Protect civilians in Syria

Image: Verwoeste huizen in Douma. Foto door Ammar

April 16, 2018

The military strikes by the US, France and the UK against targets in Syria on Saturday did little to help protect Syrian civilians.

What is needed in Syria is a true commitment and strategy to protect Syrian civilians from the Assad regime’s campaign of war crimes and crimes against humanity and to come up with a common response to the crisis in Syria. It is high time to put the protection of civilians first.

The strikes targeted chemical production facilities in Syria following the 7 April chemical attack on Douma in Eastern Ghouta which killed at least 43 people and affected around 500 people. Saturday’s reaction was limited in scope and measures were taken to limit the risk of escalation of the conflict between international actors involved in the conflict in Syria.

Restoring international norms?
Because of the stalemate in the UN Security Council, the US, France and the UK claimed they had to act to restore international norms that prohibit the use of chemical weapons. The air strikes are however expected to have very little impact on that, given their one-time character and the lack of a follow up strategy. The self-proclaimed aim of restoring international norms is undermined by the fact that the coalition of 3 failed to take sufficient steps to legitimise their attack. They did not wait for the results of the OPCW mission that just arrived to Damascus, nor did they support efforts to install an investigation into attribution of chemical attacks initiated by the UN Secretary General. Their credibility is further undermined by their own double standards in the region. Only 2 weeks ago the US vetoed an impartial United Nations’ investigation into excessive violence in Gaza. And their complicity with war crimes in Yemen further undermine their credibility.

Impunity is the real problem
The focus on chemical weapons and the lack of action towards dozens of previous attacks with chemical weapons and numerous war crimes committed with conventional weapons in Syria raise doubts about the commitment to protect civilians. For seven years, Syrians have been imprisoned, tortured, raped, displaced, starved and killed on a massive scale. These crimes have until now been left with impunity. Today we see the disastrous consequences of that: At least half a million Syrians have been killed, half the population has been displaced, 13 million Syrians are in need of humanitarian aid and international norms have eroded. Western inaction has contributed to a situation in which any military act can lead to unintentional but uncontrollable escalation of violence in an already volatile region.

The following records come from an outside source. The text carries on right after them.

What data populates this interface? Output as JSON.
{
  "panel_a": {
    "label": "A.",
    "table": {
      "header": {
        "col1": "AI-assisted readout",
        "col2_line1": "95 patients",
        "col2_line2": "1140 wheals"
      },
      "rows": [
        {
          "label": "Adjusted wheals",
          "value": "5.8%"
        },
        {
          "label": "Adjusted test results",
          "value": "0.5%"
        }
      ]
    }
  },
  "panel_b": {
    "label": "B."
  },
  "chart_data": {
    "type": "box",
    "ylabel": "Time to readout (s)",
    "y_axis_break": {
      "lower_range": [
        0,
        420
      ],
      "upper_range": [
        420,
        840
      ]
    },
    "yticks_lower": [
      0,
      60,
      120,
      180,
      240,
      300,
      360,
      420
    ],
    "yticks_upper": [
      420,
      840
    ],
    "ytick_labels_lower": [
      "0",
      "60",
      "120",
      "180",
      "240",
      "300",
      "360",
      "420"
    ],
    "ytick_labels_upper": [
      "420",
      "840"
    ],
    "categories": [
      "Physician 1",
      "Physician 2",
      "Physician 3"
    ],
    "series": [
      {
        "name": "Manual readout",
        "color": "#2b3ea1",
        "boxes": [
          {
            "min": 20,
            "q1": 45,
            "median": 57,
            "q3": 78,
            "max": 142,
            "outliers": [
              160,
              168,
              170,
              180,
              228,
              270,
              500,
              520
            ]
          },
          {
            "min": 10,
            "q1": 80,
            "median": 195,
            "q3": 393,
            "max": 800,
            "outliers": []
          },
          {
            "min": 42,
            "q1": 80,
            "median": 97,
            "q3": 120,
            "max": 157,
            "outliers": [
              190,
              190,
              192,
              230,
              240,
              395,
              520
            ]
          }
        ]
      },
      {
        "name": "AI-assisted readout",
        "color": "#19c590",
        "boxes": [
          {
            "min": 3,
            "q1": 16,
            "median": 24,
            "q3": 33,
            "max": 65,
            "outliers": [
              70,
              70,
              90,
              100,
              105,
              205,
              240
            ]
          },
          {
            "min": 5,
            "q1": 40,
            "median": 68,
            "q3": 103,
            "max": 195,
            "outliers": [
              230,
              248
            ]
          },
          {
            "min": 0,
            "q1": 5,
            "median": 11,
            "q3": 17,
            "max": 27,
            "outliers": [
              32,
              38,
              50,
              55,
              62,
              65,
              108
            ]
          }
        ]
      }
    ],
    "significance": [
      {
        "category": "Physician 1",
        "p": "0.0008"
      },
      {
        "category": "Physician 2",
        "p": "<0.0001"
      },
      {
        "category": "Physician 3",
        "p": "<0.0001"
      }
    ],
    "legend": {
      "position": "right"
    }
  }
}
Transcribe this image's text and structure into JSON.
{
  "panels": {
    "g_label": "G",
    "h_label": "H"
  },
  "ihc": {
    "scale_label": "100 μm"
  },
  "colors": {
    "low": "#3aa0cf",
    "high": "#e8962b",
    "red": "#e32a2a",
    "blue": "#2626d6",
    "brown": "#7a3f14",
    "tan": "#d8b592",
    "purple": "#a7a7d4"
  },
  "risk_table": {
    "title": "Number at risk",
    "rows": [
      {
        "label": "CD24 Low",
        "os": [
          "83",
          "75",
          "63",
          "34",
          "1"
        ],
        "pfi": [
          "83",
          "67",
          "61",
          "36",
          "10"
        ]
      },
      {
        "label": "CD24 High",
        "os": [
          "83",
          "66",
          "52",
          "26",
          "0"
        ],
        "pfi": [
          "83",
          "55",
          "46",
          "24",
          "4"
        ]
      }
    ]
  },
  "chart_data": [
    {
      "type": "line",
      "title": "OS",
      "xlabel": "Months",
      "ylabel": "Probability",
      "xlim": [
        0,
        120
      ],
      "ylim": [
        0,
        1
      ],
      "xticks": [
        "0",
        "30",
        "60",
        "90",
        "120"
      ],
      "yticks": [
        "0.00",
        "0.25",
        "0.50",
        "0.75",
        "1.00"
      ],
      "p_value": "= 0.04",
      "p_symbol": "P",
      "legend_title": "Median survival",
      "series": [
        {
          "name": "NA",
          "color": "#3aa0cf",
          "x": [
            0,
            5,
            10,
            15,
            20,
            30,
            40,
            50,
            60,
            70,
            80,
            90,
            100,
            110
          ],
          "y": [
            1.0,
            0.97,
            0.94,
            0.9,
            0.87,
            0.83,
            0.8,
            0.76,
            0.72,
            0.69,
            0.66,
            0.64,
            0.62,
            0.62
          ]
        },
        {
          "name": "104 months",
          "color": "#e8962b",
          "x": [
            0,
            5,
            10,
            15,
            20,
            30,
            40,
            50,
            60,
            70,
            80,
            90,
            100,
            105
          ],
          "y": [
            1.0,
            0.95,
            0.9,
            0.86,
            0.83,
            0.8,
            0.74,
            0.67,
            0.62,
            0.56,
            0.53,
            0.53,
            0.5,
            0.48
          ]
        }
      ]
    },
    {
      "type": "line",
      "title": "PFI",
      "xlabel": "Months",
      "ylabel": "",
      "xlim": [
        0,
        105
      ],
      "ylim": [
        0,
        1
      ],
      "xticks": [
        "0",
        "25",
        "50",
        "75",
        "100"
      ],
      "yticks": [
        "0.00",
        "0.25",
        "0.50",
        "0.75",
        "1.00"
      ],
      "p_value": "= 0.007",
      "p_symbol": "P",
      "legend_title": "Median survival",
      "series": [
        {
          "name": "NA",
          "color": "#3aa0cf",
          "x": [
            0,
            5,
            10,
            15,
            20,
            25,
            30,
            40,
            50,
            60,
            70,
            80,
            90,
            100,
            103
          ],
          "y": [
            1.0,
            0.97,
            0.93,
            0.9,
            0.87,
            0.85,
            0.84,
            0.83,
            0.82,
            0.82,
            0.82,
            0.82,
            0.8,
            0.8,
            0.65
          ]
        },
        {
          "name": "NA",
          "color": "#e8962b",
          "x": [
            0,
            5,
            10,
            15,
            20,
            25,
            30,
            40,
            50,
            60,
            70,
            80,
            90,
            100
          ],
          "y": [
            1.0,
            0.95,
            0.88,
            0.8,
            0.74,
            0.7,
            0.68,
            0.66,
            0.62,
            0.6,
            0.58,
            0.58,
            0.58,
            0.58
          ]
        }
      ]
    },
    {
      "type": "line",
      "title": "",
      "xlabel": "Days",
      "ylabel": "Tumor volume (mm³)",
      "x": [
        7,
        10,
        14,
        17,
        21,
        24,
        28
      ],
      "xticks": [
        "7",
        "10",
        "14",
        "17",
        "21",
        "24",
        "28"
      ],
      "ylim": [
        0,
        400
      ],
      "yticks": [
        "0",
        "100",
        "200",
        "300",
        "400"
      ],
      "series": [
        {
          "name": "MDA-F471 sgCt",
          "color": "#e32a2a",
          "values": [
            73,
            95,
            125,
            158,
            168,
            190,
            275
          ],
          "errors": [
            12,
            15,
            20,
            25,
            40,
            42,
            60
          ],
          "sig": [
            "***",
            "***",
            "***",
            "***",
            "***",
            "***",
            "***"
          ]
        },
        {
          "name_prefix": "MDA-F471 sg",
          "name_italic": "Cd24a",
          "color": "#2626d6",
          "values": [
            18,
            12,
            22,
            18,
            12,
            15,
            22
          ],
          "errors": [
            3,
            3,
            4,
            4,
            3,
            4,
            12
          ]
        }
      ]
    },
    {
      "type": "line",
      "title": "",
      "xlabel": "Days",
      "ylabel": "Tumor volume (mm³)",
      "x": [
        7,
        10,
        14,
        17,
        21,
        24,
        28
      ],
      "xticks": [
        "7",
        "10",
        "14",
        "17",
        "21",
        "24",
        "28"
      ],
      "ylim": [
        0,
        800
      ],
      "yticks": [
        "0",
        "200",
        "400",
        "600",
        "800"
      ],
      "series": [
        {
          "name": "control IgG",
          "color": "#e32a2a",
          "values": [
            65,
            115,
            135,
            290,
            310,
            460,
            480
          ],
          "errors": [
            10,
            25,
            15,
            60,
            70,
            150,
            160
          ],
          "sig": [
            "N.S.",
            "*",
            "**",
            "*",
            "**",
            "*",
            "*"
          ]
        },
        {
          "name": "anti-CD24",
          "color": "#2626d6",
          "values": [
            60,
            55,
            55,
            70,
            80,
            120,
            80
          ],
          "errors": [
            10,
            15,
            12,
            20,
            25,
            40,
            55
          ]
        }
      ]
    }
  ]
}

The war crimes committed in Eastern Ghouta are not limited to the use of chemical weapons. The offensive of the Assad regime on Eastern Ghouta, supported by Russia and Iran, has since February killed hundreds of people and forcibly displaced at least 133,000 people from the area, which has been under siege since 2013. This offensive has been part of the Assad regime’s “surrender or die” strategy, in which communities under opposition control are submitted to a series of war crimes, collectively punished, besieged, starved, bombed in order to force them to surrender and then be forcibly displaced. Given the systematic and large scale character of these war crimes they amount to crimes against humanity. Yet, they have been allowed to go on for years with impunity.

Use of chemical weapons has been systematic
The chemical attack of 7 April was not an isolated incident. Ever since the large sarin attack of 2013, the Assad regime has continued to use chemical weapons, in most cases chlorine, but in some cases also sarin, like last year in Khan Sheikhoun. The Khan Sheikhoun chemical attack let to a one-off retaliatory action by the US. Still, chemical attacks continued. The use of chemical weapons has been systematic throughout the Eastern Ghouta offensive. After heavy bombardments and bombing hospitals and civil defence centers out of service to make sure wounded  could not be helped, the Assad regime used chlorine in different towns in Ghouta, to force the families hiding in basements out and to force the armed opposition groups in control of the area to surrender. And indeed, immediately after the Douma chemical attack, the surrender of Jaish al-Islam, the opposition armed group controlling Douma, was announced, and the first batch of busses came to deport people from Ghouta to the North of the country. Yesterday’s strike is unlikely to prevent this from happening again, as chlorine was used for the attacks, which is freely available due to its dual use.

Put protection of civilians first instead of geo-political interests
What has been blatantly missing over the past 7 years, and is still missing in the military strikes by the US, France and the UK, is a true commitment and strategy to protect Syrian civilians from the Assad regime’s campaign of war crimes and crimes against humanity and to to come up with a common response to the crisis in Syria. It is high time that instead of geo-political interests, the protection of civilians is put first. Rather than a symbolic military attack, the international community should develop a comprehensive strategy, to finally protect civilians in Syria, end impunity, promote justice and accountability and counter double standards when it comes to international norms. If the pattern of the Assad regime’s “surrender or die” strategy is not broken through such a comprehensive strategy, other areas will follow the fate of Eastern Ghouta and more war crimes and crimes against humanity will be committed.